My Birth Plan
I thought I’d publish my birth plan, just in case it supports or affirms someone else one day.
It is my belief that birth is a sacred rite of passage, which generally needs little to no medical intervention. I acknowledge that complications arise, and emergencies can happen. I am not against having help in the result of such an emergency, but I am refusing any intervention during the labour as I know these are more likely to cause labour complications and result in an emergency. I have had a healthy pregnancy and have no reason to fear labour or birth. My desire is a space of calm. We will keep the room dark, there will be candles and music and an altar set up.
I can’t say what I’ll want in the moment, or how I’ll feel. I might be hungry, or thirsty, or instead incredibly nauseous. I might want Jeremy to be right there with me, holding me the whole time, or I might want space to feel out whatever I’m feeling. I might want to curl up in a ball, or I might find the most relief in pacing and moving around. I hope we can all flow in the moment and be ready for changes as they come.
When the midwives arrive, I might feel comfortable enough to say hello, but I don’t want any initial checks. No vaginal exams, no monitoring, no blood pressure - nothing that could remove my trust in myself and my body to birth my baby. If I feel concerned, I will vocalise that and we can take it from there.
The midwives can settle in the kitchen - I would prefer not to be able to hear them if possible.
While questions may be necessary sometimes, I’d prefer to speak myself as little as possible. Speaking puts me in my head and I want to be in my body. That being said, I have affirmations that I am happy to hear spoken to me, and I welcome encouragement to move and breathe.
I know there are situations that are considered dangerous, like shoulder dystocia.

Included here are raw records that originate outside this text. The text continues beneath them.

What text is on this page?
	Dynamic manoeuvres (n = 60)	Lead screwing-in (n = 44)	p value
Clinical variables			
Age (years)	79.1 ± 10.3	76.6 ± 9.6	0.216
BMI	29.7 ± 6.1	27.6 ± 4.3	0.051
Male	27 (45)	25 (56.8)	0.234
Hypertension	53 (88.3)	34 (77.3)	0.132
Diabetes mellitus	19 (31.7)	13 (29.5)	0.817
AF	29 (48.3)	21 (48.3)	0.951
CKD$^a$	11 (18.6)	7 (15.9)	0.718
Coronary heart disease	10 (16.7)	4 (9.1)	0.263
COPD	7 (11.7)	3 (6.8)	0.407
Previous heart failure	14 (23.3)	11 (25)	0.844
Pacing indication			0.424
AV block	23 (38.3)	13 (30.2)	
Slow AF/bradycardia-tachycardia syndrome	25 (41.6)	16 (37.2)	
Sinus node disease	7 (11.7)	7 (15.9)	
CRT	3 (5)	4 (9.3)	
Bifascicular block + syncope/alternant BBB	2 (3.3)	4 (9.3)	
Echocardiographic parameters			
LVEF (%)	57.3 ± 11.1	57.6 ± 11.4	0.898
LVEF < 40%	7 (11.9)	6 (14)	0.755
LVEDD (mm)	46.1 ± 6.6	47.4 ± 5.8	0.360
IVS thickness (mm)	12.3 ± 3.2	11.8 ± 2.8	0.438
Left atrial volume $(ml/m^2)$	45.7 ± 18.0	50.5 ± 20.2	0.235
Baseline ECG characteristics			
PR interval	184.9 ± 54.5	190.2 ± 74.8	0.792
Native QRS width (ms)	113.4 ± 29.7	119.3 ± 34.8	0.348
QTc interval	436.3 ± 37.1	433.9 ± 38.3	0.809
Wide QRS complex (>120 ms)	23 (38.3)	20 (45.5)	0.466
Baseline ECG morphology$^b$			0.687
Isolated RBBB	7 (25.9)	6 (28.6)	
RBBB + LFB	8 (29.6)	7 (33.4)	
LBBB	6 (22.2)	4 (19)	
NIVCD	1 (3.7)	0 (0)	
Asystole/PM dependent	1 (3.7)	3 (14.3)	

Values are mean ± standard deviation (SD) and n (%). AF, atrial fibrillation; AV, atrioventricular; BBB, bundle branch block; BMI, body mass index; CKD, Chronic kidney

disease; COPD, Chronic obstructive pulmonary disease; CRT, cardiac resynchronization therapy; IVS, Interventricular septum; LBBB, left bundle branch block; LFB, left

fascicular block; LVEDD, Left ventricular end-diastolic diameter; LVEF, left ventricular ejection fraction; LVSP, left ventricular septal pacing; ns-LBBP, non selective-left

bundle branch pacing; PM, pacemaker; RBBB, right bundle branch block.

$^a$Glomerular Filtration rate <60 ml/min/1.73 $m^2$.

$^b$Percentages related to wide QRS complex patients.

If this was to happen, I know there are things I can do to try and dislodge baby myself, but the midwives would be welcome to support this.
There are other situations I do not consider dangerous. I am not worried about meconium and I do not consider this a reason to go to the hospital. I am not concerned by a nuchal cord although I accept help if someone would like to unwrap it when it is visible. I would prefer only Jeremy or my doula to help guide the baby out if it seems necessary.
When baby comes out, I would prefer midwives not to be present. I consider that the most sacred moment and I don’t want to feel that anything else needs to happen other than connecting with my baby. An exception to this would be if baby is clearly not landing Earthside with their breath. I would like to be the first person to pick the baby up and I will do this in my own time, no need to put her on my chest.
I would like at least an hour of skin to skin contact with baby before anything else happens like weighing or measuring her. I would also like to wait that long before cutting the umbilical cord. The blood in the cord can then be tested for her blood type. I do not want any injections to help with the delivery of the placenta - I know this can take time. I would also not like fundal massage. If I am bleeding excessively I have Motherwort tincture for this and I would want to take that before anything else. If this is an emergency I accept support from midwives.
If I need to be transferred to hospital and there is no other safe choice, it is important that Jeremy is present with me wherever possible. He should be involved in the processes.
I welcome support for my senses: fragrance, massage, meditation.
As I write this, I feel the social conditioning of the shame of hoping birth could be this way, and the fear sits in the back of my mind of medical gloves and bright lights and a traumatised little baby that has a difficult entry into the world. This writing serves as an intention, a strong one, and one that I believe is truly possible.